Capturing the performances

We filmed each act against a black backdrop in the Green Door Store. Recorded in 4K, with lighting designed to feel close enough to each venue’s natural look that the performer wouldn’t read as cut-out the second they appeared on stage. The video composited into the scene as a flat plane positioned carefully on each venue’s stage, edges blended into the dark backstage area.

Up close it’s a 2D rectangle. From the audience floor, where the actual viewer stood, the plane reads as a performer where a performer should be. The trick is making sure nobody walks behind them.

What 5G couldn’t yet do

The big-picture goal was volumetric streaming.
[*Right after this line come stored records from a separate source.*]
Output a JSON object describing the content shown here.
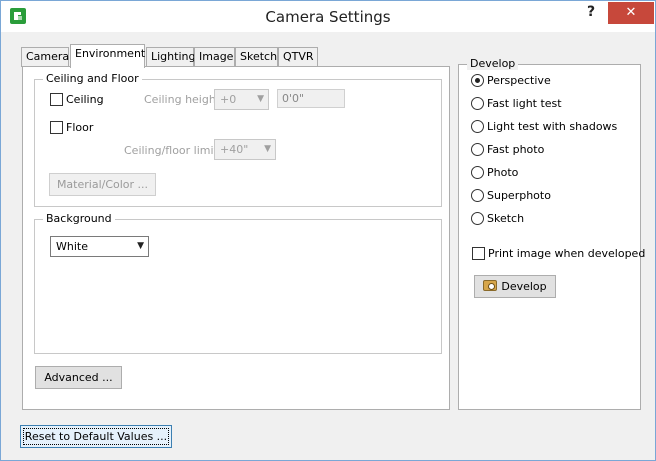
{
  "window": {
    "title": "Camera Settings",
    "help_label": "?",
    "close_label": "✕"
  },
  "tabs": [
    {
      "label": "Camera"
    },
    {
      "label": "Environment"
    },
    {
      "label": "Lighting"
    },
    {
      "label": "Image"
    },
    {
      "label": "Sketch"
    },
    {
      "label": "QTVR"
    }
  ],
  "active_tab": "Environment",
  "ceiling_floor": {
    "group_label": "Ceiling and Floor",
    "ceiling_label": "Ceiling",
    "ceiling_checked": false,
    "floor_label": "Floor",
    "floor_checked": false,
    "ceiling_height_label": "Ceiling height",
    "ceiling_height_value": "+0",
    "ceiling_height_text": "0'0\"",
    "limits_label": "Ceiling/floor limits",
    "limits_value": "+40\"",
    "material_button": "Material/Color ..."
  },
  "background": {
    "group_label": "Background",
    "value": "White"
  },
  "advanced_button": "Advanced ...",
  "reset_button": "Reset to Default Values ...",
  "develop": {
    "group_label": "Develop",
    "options": [
      {
        "label": "Perspective",
        "checked": true
      },
      {
        "label": "Fast light test",
        "checked": false
      },
      {
        "label": "Light test with shadows",
        "checked": false
      },
      {
        "label": "Fast photo",
        "checked": false
      },
      {
        "label": "Photo",
        "checked": false
      },
      {
        "label": "Superphoto",
        "checked": false
      },
      {
        "label": "Sketch",
        "checked": false
      }
    ],
    "print_label": "Print image when developed",
    "print_checked": false,
    "develop_button": "Develop"
  },
  "colors": {
    "close_red": "#c7483b",
    "accent_blue": "#3c7fb1",
    "icon_green": "#2a9d3a"
  }
}
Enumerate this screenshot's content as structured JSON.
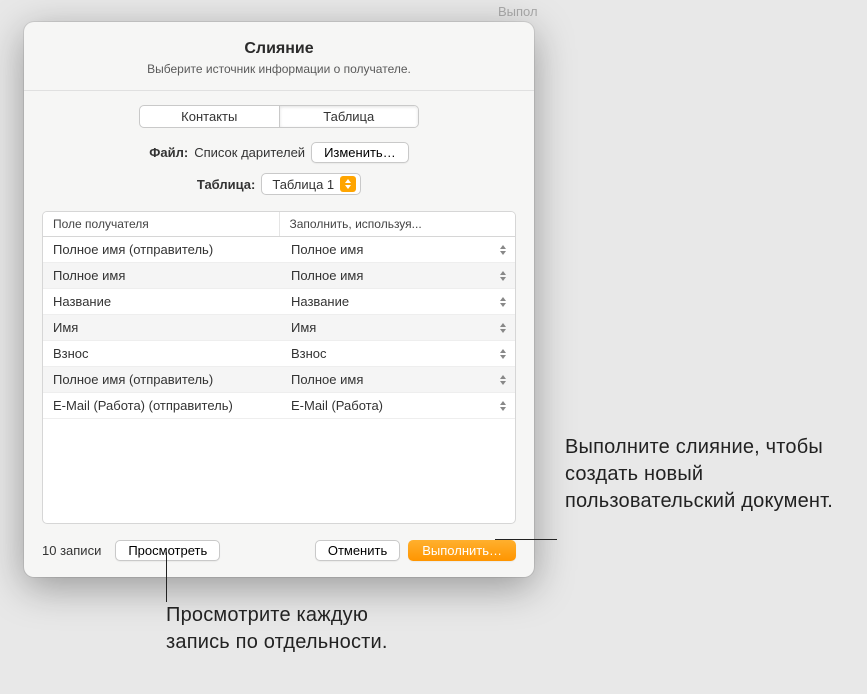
{
  "dialog": {
    "title": "Слияние",
    "subtitle": "Выберите источник информации о получателе.",
    "segment": {
      "contacts": "Контакты",
      "table": "Таблица"
    },
    "file_row": {
      "label": "Файл:",
      "value": "Список дарителей",
      "change_button": "Изменить…"
    },
    "table_row": {
      "label": "Таблица:",
      "value": "Таблица 1"
    },
    "columns": {
      "recipient_field": "Поле получателя",
      "fill_using": "Заполнить, используя..."
    },
    "rows": [
      {
        "recipient": "Полное имя (отправитель)",
        "fill": "Полное имя"
      },
      {
        "recipient": "Полное имя",
        "fill": "Полное имя"
      },
      {
        "recipient": "Название",
        "fill": "Название"
      },
      {
        "recipient": "Имя",
        "fill": "Имя"
      },
      {
        "recipient": "Взнос",
        "fill": "Взнос"
      },
      {
        "recipient": "Полное имя (отправитель)",
        "fill": "Полное имя"
      },
      {
        "recipient": "E-Mail (Работа) (отправитель)",
        "fill": "E-Mail (Работа)"
      }
    ],
    "footer": {
      "records": "10 записи",
      "preview": "Просмотреть",
      "cancel": "Отменить",
      "merge": "Выполнить…"
    }
  },
  "callouts": {
    "right": "Выполните слияние, чтобы создать новый пользовательский документ.",
    "bottom": "Просмотрите каждую запись по отдельности."
  },
  "bg": {
    "sidebar_label_1": "Выпол"
  }
}
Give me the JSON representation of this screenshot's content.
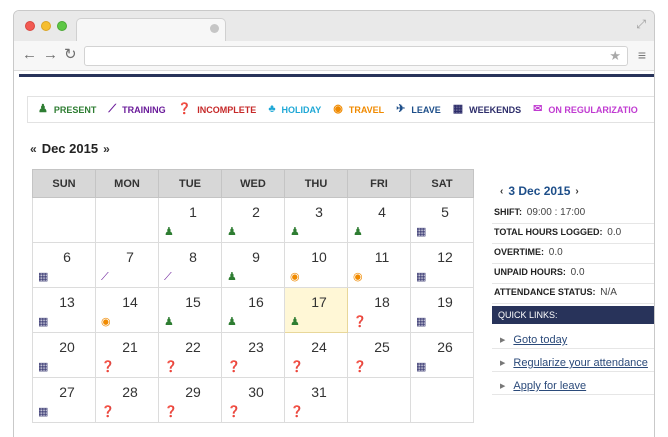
{
  "colors": {
    "present": "#2e7d32",
    "training": "#6a1b9a",
    "incomplete": "#c62828",
    "holiday": "#1fa8d6",
    "travel": "#f08a00",
    "leave": "#1d4e89",
    "weekends": "#2d2d6a",
    "on_regularization": "#c03bd1",
    "header_bar": "#28335a",
    "today_bg": "#fff7d6"
  },
  "legend": [
    {
      "icon": "person-icon",
      "label": "PRESENT",
      "color": "#2e7d32"
    },
    {
      "icon": "line-chart-icon",
      "label": "TRAINING",
      "color": "#6a1b9a"
    },
    {
      "icon": "question-circle-icon",
      "label": "INCOMPLETE",
      "color": "#c62828"
    },
    {
      "icon": "tree-icon",
      "label": "HOLIDAY",
      "color": "#1fa8d6"
    },
    {
      "icon": "globe-icon",
      "label": "TRAVEL",
      "color": "#f08a00"
    },
    {
      "icon": "plane-icon",
      "label": "LEAVE",
      "color": "#1d4e89"
    },
    {
      "icon": "calendar-icon",
      "label": "WEEKENDS",
      "color": "#2d2d6a"
    },
    {
      "icon": "chat-icon",
      "label": "ON REGULARIZATIO",
      "color": "#c03bd1"
    }
  ],
  "month": {
    "prev": "«",
    "label": "Dec 2015",
    "next": "»"
  },
  "weekdays": [
    "SUN",
    "MON",
    "TUE",
    "WED",
    "THU",
    "FRI",
    "SAT"
  ],
  "weeks": [
    [
      null,
      null,
      {
        "day": "1",
        "status": "present"
      },
      {
        "day": "2",
        "status": "present"
      },
      {
        "day": "3",
        "status": "present"
      },
      {
        "day": "4",
        "status": "present"
      },
      {
        "day": "5",
        "status": "weekends"
      }
    ],
    [
      {
        "day": "6",
        "status": "weekends"
      },
      {
        "day": "7",
        "status": "training"
      },
      {
        "day": "8",
        "status": "training"
      },
      {
        "day": "9",
        "status": "present"
      },
      {
        "day": "10",
        "status": "travel"
      },
      {
        "day": "11",
        "status": "travel"
      },
      {
        "day": "12",
        "status": "weekends"
      }
    ],
    [
      {
        "day": "13",
        "status": "weekends"
      },
      {
        "day": "14",
        "status": "travel"
      },
      {
        "day": "15",
        "status": "present"
      },
      {
        "day": "16",
        "status": "present"
      },
      {
        "day": "17",
        "status": "present",
        "today": true
      },
      {
        "day": "18",
        "status": "incomplete"
      },
      {
        "day": "19",
        "status": "weekends"
      }
    ],
    [
      {
        "day": "20",
        "status": "weekends"
      },
      {
        "day": "21",
        "status": "incomplete"
      },
      {
        "day": "22",
        "status": "incomplete"
      },
      {
        "day": "23",
        "status": "incomplete"
      },
      {
        "day": "24",
        "status": "incomplete"
      },
      {
        "day": "25",
        "status": "incomplete"
      },
      {
        "day": "26",
        "status": "weekends"
      }
    ],
    [
      {
        "day": "27",
        "status": "weekends"
      },
      {
        "day": "28",
        "status": "incomplete"
      },
      {
        "day": "29",
        "status": "incomplete"
      },
      {
        "day": "30",
        "status": "incomplete"
      },
      {
        "day": "31",
        "status": "incomplete"
      },
      null,
      null
    ]
  ],
  "detail": {
    "prev": "‹",
    "date": "3 Dec 2015",
    "next": "›",
    "shift_label": "SHIFT:",
    "shift_value": "09:00 : 17:00",
    "hours_label": "TOTAL HOURS LOGGED:",
    "hours_value": "0.0",
    "overtime_label": "OVERTIME:",
    "overtime_value": "0.0",
    "unpaid_label": "UNPAID HOURS:",
    "unpaid_value": "0.0",
    "status_label": "ATTENDANCE STATUS:",
    "status_value": "N/A"
  },
  "quick_links": {
    "heading": "QUICK LINKS:",
    "items": [
      "Goto today",
      "Regularize your attendance",
      "Apply for leave"
    ]
  }
}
Real-time three-dimensional capture of the performance, delivered live so the bands could see the audience react and adjust. Mid-2022 consumer 5G slices couldn’t carry the bandwidth volumetric capture wanted, somewhere north of 30 Mbps per stream sustained, with sub-100ms latency for anything that felt live. So performances had to be pre-recorded. The cost was the thing that makes a gig a gig: the back-and-forth between performer and crowd. A recorded plane can’t read the room. The “live” part of the festival was elsewhere.

The guild

We kept the public events locked down. Mozilla Hubs lets the room owner restrict what visitors can spawn: media URLs, 3D models, audio, sketch-pad scribbles, all toggleable per role. For public gigs we turned everything off so nobody could plaster the venue with random media during a set. It worked. People enjoyed the gigs.

Then I tried something different. I got my World of Warcraft guild into a private room with every restriction off. They could pull any image URL out of the internet, drop in a Sketchfab model, spawn an emoji at scale, paste a YouTube link as a screen anywhere on the venue.

Within ten minutes the venue was covered in anime characters, animated gifs, in-jokes nobody else on the project would have recognised, a 5-metre-tall Yu-Gi-Oh card, and a single rotating doge. Total mayhem.

They loved it more than any of our normal users ever did.

The lesson

There’s a gap between what platforms think people want from a virtual space and what people actually enjoy in one. My guildmates weren’t just being idiots, though some of them were. They were making the space feel like theirs. Engagement turned out to be a feature of the unauthorised mess, not the polished launch event.

That’s not an argument for chaos at every event. It’s an argument for designing the rest of the night around the kind of energy that produced the chaos, rather than against it. The polished public version was a venue; the chaotic guild version was a party.

Where this lives now

Alternative Stages shipped, was a success, was shown one night. It’s not running anywhere today.

Mozilla Hubs has since pivoted to paid hosting; self-hosting through AWS is expensive and fiddly. Even now, WebXR still trips over things that should be solved by now: video playback varies wildly by device (the same MP4 plays on Quest 3 and not on Vision Pro Safari, or the other way round depending on the week), 3D models fail to load if the polygon count creeps past whatever the headset’s mobile-grade GPU decides is too much, tracking drops out for no obvious reason, people just crash mid-set. That’s part of why I keep wanting a reliable, low-cost WebXR platform to actually exist, and why I keep poking at the problem.

That’s also the reality of a lot of public-private funded creative-tech projects. You build something honest, demo it on one evening, and then it’s gone. Not because the work was bad, but because the conditions for it to live a day after launch don’t exist. There’s no operational budget line for keep it running; the grant ended, the venue moved on, the platform got acquired or paywalled. Still one of the bigger things I’ve made, and one of the more bittersweet.

The metaverse footnote

Zuckerberg’s version is mostly being mocked, and it deserves to be. But the idea of shared virtual spaces isn’t dead. The execution is sterile.

If this stuff does work out long-term, it’ll look much more like my guild’s chaotic private room than whatever Meta is demoing at their next conference. People like to play. They like to mess around. That’s what makes a space feel alive.